Qu’est-ce que la Haine? Elle ne naît jamais du jour au lendemain, elle commence toujours comme un feu follet. La Haine n’est que l’étape finale d’un processus qui débute par une blessure. La blessure n’est pas soignée parce qu’on est dans un environnement où il ne faut pas dire « Aïe, ça fait mal », parce qu’on est orgueilleux ou tout simplement parce qu’on est en mode survie. On cache la blessure, elle ne cicatrise jamais, s’infecte et/ou s’élargit parce que d’autres coups pleuvent là où l’on saigne déjà. La peine se transforme en colère réprimée, étouffée puis devient de la rage. Cependant, il n’est pas bienséant d’exprimer de la rage en société. Par conséquent, on garde à l’intérieur de nous, toute cette énergie, tout ce feu qui continue à agrandir, à être entretenu et attisé par nos ruminations, les remarques déplacées, innocentes ou simplement stupides des autres. Puis cette rage contenue, sourde, devient du ressentiment, de l’amertume et atteint son apogée avec la Haine. Tout ce processus de corruption, de ce qui était à l’origine de la peine, permet paradoxalement de rester « en vie » en apparence, tout en mourant insidieusement à petit feu, à l’intérieur.
48h plus tard, avec du recul, je me rends compte que « Fortunate » ne se « plaignait » pas. Peut-être qu’elle n’a pas encore eu l’opportunité de pouvoir raconter, au moins une fois, son histoire en entier, de faire sortir toute cette noirceur sans être jugée, interrompue. Peut-être… Après tout, je n’ai pas la version de la sœur et peut-être que je suis trop crédule.
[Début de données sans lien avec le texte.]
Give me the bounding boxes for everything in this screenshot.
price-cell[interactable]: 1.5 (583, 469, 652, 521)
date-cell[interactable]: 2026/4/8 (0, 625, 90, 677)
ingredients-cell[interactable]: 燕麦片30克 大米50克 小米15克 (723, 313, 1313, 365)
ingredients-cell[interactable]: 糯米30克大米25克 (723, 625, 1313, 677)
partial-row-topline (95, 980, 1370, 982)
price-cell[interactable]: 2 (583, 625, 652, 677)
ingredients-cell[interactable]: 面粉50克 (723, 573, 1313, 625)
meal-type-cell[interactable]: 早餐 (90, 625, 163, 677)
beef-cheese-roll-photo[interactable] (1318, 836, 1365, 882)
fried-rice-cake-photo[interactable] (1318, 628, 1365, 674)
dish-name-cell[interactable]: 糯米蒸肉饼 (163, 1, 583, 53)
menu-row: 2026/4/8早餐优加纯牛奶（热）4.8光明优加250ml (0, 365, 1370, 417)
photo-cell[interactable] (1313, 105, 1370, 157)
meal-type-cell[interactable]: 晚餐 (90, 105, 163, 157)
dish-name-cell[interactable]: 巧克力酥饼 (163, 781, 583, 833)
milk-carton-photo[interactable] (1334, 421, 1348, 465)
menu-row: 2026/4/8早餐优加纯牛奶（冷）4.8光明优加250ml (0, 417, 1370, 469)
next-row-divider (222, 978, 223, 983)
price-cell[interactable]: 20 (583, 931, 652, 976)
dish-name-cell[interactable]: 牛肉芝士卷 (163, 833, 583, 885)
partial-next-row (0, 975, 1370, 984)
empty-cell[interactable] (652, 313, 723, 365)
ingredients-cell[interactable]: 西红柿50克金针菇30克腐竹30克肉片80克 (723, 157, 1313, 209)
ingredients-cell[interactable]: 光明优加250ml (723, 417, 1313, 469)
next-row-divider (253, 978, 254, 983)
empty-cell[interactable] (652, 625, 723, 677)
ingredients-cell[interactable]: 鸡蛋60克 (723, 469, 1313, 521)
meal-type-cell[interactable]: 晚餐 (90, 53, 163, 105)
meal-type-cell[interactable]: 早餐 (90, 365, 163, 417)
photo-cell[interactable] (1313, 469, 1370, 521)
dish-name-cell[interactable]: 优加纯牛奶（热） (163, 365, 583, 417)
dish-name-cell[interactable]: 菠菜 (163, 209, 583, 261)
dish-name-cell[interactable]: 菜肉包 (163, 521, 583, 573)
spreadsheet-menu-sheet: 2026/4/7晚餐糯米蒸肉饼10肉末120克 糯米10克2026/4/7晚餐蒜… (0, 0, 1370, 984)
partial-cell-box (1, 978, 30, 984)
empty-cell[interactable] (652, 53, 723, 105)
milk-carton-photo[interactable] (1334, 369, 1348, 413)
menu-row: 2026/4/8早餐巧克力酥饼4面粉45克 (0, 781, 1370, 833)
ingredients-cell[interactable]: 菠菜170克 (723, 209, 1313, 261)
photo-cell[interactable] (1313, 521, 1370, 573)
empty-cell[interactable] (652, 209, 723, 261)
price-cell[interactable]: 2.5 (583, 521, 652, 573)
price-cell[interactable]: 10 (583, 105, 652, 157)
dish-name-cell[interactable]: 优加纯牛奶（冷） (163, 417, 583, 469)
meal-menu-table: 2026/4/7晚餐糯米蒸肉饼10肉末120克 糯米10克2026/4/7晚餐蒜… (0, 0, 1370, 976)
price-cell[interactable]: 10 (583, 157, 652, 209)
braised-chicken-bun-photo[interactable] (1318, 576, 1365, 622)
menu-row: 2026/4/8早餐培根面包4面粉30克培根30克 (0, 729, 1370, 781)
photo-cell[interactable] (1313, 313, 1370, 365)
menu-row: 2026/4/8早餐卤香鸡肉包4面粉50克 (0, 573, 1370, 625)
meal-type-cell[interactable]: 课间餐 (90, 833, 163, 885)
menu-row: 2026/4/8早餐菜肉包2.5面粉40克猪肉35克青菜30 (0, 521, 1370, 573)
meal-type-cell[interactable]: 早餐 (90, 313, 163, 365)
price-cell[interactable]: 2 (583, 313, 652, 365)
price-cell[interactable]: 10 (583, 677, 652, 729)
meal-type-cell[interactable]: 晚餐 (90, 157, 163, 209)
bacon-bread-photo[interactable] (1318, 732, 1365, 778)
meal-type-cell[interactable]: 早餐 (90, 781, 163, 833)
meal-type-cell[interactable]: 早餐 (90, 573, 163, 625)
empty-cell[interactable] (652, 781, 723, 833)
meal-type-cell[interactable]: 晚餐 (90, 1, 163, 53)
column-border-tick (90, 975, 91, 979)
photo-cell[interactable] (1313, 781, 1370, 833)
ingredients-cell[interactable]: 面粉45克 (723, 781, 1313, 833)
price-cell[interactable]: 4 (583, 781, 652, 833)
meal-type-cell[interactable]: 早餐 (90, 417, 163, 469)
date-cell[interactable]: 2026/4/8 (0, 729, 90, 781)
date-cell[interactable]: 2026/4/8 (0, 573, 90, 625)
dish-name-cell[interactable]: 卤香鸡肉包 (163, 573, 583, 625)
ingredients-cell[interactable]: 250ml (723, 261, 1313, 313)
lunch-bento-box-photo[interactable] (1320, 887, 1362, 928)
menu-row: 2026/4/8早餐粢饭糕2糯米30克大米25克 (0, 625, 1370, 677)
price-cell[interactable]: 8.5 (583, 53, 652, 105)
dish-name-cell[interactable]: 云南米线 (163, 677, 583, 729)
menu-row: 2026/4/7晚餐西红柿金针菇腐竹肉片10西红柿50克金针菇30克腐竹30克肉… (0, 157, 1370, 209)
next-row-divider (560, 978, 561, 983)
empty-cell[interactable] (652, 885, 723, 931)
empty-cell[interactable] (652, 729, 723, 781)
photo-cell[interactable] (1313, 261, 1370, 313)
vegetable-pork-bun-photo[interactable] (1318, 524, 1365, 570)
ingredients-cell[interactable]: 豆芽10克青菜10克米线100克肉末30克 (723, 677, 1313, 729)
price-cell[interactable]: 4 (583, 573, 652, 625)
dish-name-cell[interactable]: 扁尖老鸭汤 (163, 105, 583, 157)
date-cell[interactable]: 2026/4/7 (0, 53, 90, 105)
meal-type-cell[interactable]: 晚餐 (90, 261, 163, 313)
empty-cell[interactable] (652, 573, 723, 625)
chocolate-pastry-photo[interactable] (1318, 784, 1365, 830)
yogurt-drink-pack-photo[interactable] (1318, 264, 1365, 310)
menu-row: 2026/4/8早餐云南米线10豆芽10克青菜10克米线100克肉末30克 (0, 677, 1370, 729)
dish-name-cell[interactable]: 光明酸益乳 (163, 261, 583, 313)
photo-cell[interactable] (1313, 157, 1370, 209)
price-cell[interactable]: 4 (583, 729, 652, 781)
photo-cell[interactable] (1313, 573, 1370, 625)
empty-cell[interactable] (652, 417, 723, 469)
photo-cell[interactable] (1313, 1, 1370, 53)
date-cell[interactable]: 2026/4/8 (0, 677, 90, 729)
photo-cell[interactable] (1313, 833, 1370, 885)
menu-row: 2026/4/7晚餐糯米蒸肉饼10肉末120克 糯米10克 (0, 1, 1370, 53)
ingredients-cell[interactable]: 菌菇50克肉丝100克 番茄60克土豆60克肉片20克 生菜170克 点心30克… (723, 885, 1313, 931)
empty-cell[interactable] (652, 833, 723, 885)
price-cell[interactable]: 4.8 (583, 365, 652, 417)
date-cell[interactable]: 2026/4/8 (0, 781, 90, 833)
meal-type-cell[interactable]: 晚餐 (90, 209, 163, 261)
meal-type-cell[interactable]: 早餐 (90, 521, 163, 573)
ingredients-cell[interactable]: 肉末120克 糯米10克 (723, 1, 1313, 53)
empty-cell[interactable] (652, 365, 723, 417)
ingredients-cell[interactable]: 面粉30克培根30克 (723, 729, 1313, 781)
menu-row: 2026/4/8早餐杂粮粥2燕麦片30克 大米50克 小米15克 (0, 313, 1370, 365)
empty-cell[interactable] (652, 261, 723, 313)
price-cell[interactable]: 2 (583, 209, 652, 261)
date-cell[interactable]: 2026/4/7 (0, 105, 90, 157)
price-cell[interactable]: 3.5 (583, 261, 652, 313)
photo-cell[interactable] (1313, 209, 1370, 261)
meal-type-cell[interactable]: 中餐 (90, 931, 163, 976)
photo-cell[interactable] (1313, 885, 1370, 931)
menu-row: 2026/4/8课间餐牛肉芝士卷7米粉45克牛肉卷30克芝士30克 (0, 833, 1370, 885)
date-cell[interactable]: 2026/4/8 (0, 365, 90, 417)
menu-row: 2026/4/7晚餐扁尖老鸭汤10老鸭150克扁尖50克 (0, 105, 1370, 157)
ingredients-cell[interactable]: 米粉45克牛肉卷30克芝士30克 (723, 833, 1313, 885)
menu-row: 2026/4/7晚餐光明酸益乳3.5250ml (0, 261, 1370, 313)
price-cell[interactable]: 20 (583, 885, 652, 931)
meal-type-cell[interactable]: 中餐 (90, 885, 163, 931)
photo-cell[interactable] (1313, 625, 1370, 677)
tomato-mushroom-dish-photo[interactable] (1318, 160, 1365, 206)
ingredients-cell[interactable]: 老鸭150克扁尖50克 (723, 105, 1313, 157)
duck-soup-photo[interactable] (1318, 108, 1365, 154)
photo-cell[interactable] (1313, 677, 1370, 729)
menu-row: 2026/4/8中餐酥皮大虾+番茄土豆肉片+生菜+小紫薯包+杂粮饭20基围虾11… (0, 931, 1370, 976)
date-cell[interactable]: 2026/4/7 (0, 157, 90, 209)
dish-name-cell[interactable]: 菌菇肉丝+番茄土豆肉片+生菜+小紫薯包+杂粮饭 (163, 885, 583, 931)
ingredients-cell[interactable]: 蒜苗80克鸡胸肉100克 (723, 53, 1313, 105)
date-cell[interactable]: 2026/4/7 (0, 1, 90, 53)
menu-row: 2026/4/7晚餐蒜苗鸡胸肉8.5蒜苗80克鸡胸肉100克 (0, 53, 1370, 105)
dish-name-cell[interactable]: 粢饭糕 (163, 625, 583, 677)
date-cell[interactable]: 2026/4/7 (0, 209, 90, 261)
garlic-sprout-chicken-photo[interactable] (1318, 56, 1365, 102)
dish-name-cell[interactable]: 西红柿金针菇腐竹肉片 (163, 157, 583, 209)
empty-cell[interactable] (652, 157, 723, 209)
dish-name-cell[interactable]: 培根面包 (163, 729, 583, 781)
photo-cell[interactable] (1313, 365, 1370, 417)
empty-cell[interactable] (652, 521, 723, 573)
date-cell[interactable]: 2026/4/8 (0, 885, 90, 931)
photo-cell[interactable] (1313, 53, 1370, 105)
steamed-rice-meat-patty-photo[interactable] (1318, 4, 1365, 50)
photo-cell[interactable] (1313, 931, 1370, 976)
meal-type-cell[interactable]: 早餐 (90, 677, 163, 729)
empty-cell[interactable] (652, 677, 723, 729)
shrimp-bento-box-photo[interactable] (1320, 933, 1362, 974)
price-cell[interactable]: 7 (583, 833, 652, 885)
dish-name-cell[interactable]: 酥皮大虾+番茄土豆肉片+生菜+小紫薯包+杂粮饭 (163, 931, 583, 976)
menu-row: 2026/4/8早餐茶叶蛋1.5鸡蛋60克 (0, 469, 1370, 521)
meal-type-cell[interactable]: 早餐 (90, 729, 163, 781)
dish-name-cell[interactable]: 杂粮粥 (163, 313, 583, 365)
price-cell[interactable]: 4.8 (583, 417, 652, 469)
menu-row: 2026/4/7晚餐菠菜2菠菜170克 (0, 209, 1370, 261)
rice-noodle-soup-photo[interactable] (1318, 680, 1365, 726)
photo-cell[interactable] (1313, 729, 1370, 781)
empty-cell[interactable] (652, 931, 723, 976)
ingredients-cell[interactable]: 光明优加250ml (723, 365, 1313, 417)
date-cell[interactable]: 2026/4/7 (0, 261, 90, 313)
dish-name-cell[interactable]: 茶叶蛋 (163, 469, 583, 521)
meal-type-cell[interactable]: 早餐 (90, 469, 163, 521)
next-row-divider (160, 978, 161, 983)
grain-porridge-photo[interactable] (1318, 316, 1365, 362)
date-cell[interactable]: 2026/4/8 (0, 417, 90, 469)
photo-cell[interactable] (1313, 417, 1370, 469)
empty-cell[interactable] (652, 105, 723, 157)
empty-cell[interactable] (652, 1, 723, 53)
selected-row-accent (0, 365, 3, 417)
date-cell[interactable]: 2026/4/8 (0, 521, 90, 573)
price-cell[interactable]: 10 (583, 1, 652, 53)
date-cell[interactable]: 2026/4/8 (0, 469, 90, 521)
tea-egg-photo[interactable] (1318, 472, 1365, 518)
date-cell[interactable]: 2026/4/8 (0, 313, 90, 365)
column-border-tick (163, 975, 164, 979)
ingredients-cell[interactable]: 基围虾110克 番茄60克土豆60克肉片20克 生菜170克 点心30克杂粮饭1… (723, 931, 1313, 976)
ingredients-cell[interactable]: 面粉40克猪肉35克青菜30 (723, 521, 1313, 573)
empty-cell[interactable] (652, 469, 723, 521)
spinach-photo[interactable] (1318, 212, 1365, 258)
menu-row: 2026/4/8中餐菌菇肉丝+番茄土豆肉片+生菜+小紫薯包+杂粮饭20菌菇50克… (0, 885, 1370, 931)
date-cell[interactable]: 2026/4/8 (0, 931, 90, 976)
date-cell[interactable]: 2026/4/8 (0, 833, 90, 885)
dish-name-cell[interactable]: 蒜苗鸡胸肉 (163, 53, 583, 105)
Je constate aussi que je n’ai finalement pas répondu à sa question : « Oui, mais s’IL m’aime, comment se fait-il que j’aie envie que ma vie se termine aujourd’hui? ». Ce sera pour une autre fois, mais je dirais que (1) nulle part, il n’est écrit sans mise en garde, nuance et précision que les bien-aimés de Dieu sont à l’abri du malheur et (2) si Dieu nous dit qu’IL nous aime, il NOUS revient d’en faire une certitude. Et quand on a été rejeté par son père terrestre, il peut parfois être très difficile d’être convaincu de l’amour du Père céleste… surtout dans la pire des galères.
MISE À JOUR: J’ai revu « Fortunate » quelques semaines plus tard, en quittant le boulot assez tard; elle avait encore tous ses effets personnels avec elle. Je ne suis pas allée lui parler cette nuit mais je l’ai revue environ, un mois plus tard. C’était le matin, je me rendais au travail mais j’ai échangé un peu avec elle. Cette fois-ci, elle avait l’air d’aller mieux, même s’il était évident qu’elle était encore à la rue.